You can enable subtitles (captions) in the video player
Nigeria is mired in its worst recession for 25 years. Militant attacks are a constant threat, dollars are scarce, and the currency is weakening. And no one seems to know exactly where the country's 74-year-old president is. Yet proving that domestic crisis doesn't matter when emerging markets are in favour, investors overlooked all of that last week to buy Nigeria's new bond. The sale was the latest sign of a rally that has left developing market stocks, currencies, and bonds enjoying a remarkably strong start to the year.
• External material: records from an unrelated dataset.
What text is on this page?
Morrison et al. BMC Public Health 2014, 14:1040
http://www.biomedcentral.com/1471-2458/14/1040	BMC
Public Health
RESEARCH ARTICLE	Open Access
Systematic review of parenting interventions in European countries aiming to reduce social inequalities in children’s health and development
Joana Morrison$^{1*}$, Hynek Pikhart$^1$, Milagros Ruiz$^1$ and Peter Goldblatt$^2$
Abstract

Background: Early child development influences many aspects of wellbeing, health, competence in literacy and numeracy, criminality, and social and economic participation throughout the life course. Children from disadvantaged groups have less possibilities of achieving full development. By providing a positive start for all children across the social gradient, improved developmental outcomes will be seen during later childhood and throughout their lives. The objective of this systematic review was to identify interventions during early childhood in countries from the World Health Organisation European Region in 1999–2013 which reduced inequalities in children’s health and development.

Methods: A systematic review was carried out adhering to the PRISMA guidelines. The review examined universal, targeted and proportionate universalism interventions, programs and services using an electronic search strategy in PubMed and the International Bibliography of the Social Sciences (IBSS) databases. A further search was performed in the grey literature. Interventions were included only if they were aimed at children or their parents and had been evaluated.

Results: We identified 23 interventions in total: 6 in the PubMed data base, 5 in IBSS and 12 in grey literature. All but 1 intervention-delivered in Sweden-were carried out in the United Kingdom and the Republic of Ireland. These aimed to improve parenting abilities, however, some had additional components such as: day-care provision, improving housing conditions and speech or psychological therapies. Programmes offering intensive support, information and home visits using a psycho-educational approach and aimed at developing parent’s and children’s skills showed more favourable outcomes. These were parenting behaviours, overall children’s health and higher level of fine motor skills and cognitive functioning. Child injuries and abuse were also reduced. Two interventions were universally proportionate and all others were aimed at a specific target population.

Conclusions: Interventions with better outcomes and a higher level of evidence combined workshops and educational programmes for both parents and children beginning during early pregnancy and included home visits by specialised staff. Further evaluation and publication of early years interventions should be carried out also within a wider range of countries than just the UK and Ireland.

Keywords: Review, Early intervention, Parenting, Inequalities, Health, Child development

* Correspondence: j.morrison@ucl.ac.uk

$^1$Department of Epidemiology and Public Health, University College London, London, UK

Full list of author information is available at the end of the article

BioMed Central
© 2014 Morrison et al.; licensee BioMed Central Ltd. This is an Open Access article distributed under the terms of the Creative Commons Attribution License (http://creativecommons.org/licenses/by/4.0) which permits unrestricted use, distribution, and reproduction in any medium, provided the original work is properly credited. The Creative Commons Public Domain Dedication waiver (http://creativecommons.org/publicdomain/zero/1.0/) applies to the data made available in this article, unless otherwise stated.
Yields in emerging market bonds have fallen, while stocks are up 8%, comfortably outpacing developed world peers. One explanation that may be the return of international money. After removing billions of dollars from emerging markets in 2016, investors are now pouring it back in, allocating over $1 billion to equity funds in the last week, and $2.5 billion to bonds.
Fund houses that focus on emerging markets like to argue that developing economies will eventually replace developed markets on the global totem pole, but that's the long-term view. Day-to-day investment still depends largely on external factors. Last year, talk of fiscal spending and tax cuts in the US prompted sharp outflows from developing world assets, with $5 billion withdrawn from emerging market equities the week after Donald Trump won the election.
Mr. Trump has vowed to make a phenomenal announcement on tax reform soon. If market focus moves back to US growth, investor demand for emerging markets could prove as elusive as Nigeria's president.